We assume that the reader is capable of creating basic Bourne shell scripts and can perform basic system administration tasks.
This article contains the following topics:
"Why Use a Host-Based Firewall?"
"Creating a Host-Based Firewall Script"
"Installing the Firewall Rule Set"
"Removing the Firewall Rule Set"
"Verifying Firewall Services"
"Firewall Script Sample"
"About the Author"
"Ordering Sun Documents"
"Accessing Sun Documentation Online"
In September 2001, Sun BluePrints OnLine published Martin Englund's article titled "Securing Systems with Host-Based Firewalls Implemented With SunScreen_ Lite 3.1 Software." Since then, Sun Microsystems has introduced new products that are capable of running Linux in addition to Solaris X86. These new products prompted the writing of this article.
The character of this article is different from Martin Englund's article, because the tools that are offered under Linux and Solaris are quite different. SunScreen is a mature product that is relatively easy to configure. The Linux iptables packet filter is not nearly as sophisticated, and more knowledge is required to implement firewalls that function correctly.
This document provides only part of the solution for securing Linux hosts. For more information about securing Linux hosts, refer to the following resources:
For information about system hardening, refer to the Sun BluePrints OnLine articles titled "Securing Sun Linux Systems: Part I, Local Access and File Systems" and "Securing Sun Linux Systems: Part II, Network Security."
For in-depth information about firewalls and protocols, refer to Building Internet Firewalls.
No security tool by itself is sufficient to defend a host against compromise.
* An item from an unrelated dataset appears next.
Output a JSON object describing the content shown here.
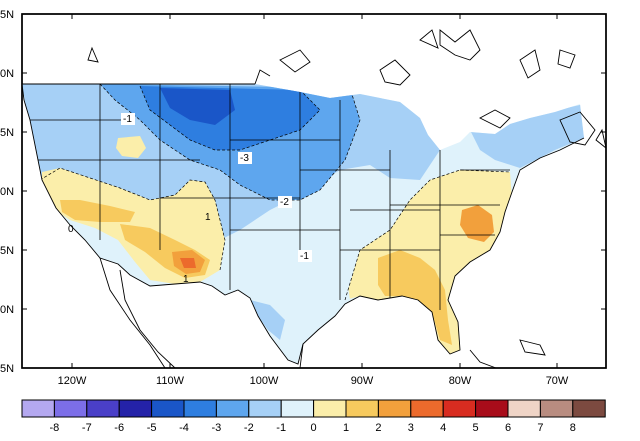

A good defense strategy consists of multiple layers. The application and the operating system it runs on have to be configured to run as securely as possible. The operating system should provide only services and software that are needed; access privileges should be configured as tightly as possible; and an application should be configured to run with the least amount of privileges possible. Additional tools such as Intrusion Detection Systems provide another layer of security, and are an indispensable part of a security engineer's toolbox.
Security tools are effective only if they are used by well-trained and qualified people. Security requires a thorough risk analysis and clearly documented policies and processes, which have to be kept up to date. The use of tools to automate security processes is highly recommended, because it lowers cost and improves reliability.
This article includes an example host-based firewall setup that is designed to protect a single system more effectively than a one-size-fits-all corporate firewall system. The firewall is of modest complexity, and is easier to verify.